One vitally important thing has to happen before you can listen. Someone has to talk.
Some leaders make it safe for others to speak up. Others make it dangerous.
One day at our afternoon news meeting, an editor suggested an idea that we can politely say was not reflective of his best thinking. As soon as he described it, you could see that this idea would not fly. Our senior manager was at the table and began kicking holes in this poorly conceived idea. She went on at some length, explaining why it was bad and could never, ever work. If someone in the twenty or so people hearing this had wanted to disagree with her – no one did – she was laying down enough gunfire to take care of them. After the meeting, I told her that had not needed to do that. The idea was lousy, it had no chance and would have died a quiet death whether she said anything or not. If, instead, it had picked up steam and was headed into reality, she could have killed it later. And, as she was the top manager, she could have killed it without even explaining her rationale. Instead, she had stomped it to pieces, burned it to ashes and sowed the ground it was born on with lye. Her reaction not only embarrassed the editor who had ventured it, it also taught the others around the table that there was a risk in proposing ideas –- not just bad ones – but any that she might disagree with. This does not make for an environment where people feel free to speak up – or where much listening will be needed.
In the sports department at the same newspaper, the sports editor has cultivated a culture where he gets people to speak up by rewarding dumb ideas. He calls is “one dumb idea a day.” His tactic is that many ideas are actually good, risk-taking ideas that need to be fine-tuned into breakaway, creative ideas. So, people through out lots of suggestions. If one seems like a dumb idea, the sports editor will say, “Good job! That’s a dumb idea! Just what we’re looking for. Now, can we make it work somehow?” The more dumb ideas a person pitches, the more they get praised and the more they might improve the content of the sports section.

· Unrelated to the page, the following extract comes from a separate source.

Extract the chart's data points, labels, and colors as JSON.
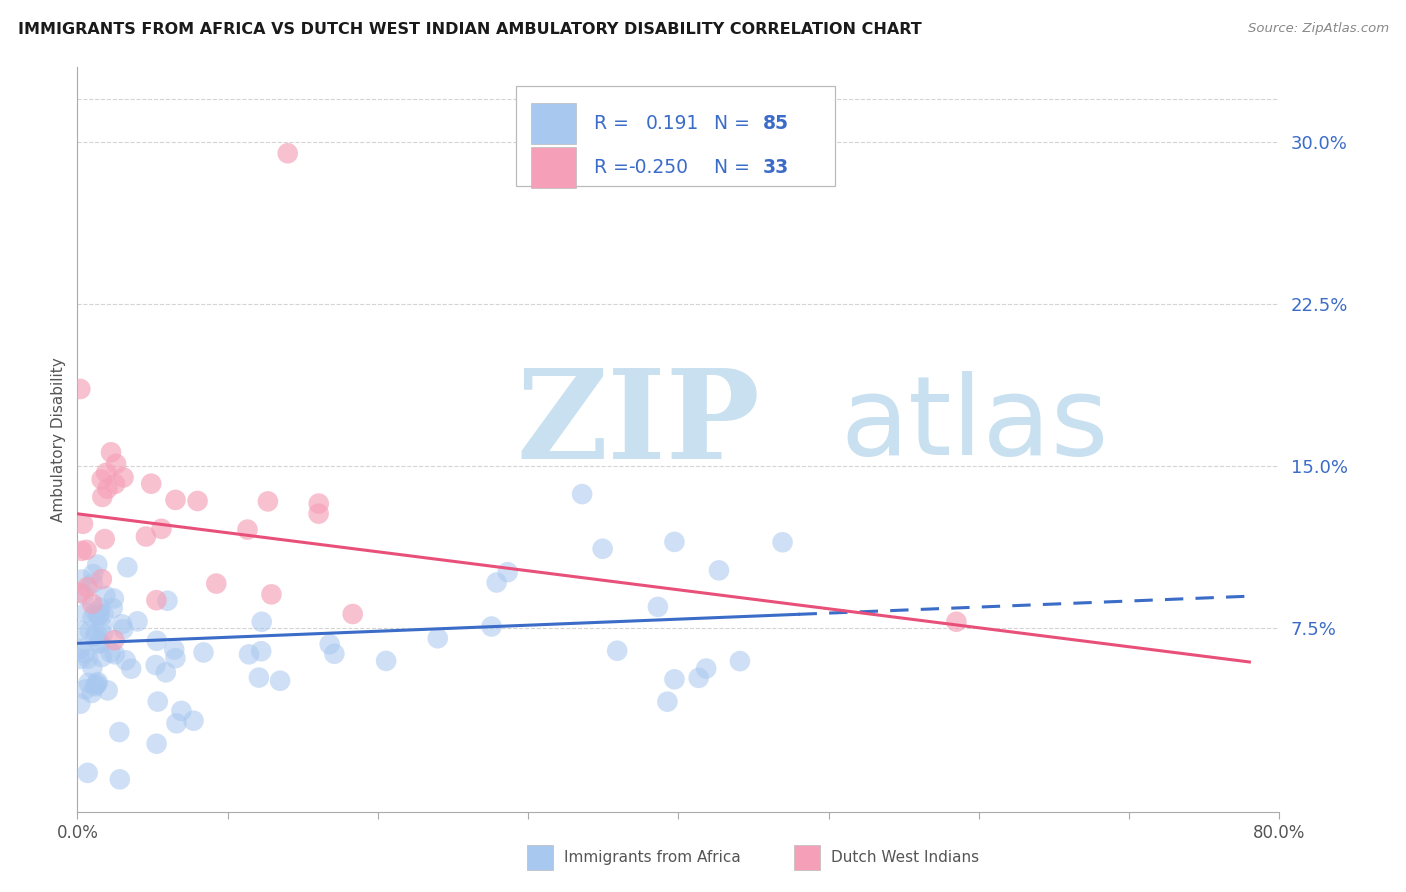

Here, people are not punished for speaking up, they are rewarded for expressing their ideas – even when they are dumb. And it is far easier leaders to listen to good ideas and act on them when people are encouraged to say them out loud.
Another one of our leaders had this expression he would use in meetings when it seemed a topic had run its course. He would ask, “What else?” After seeing this a few times, I asked him privately whether “What else?” meant “what else can be said about this?” or, “let’s change the subject.” He told me he meant both things.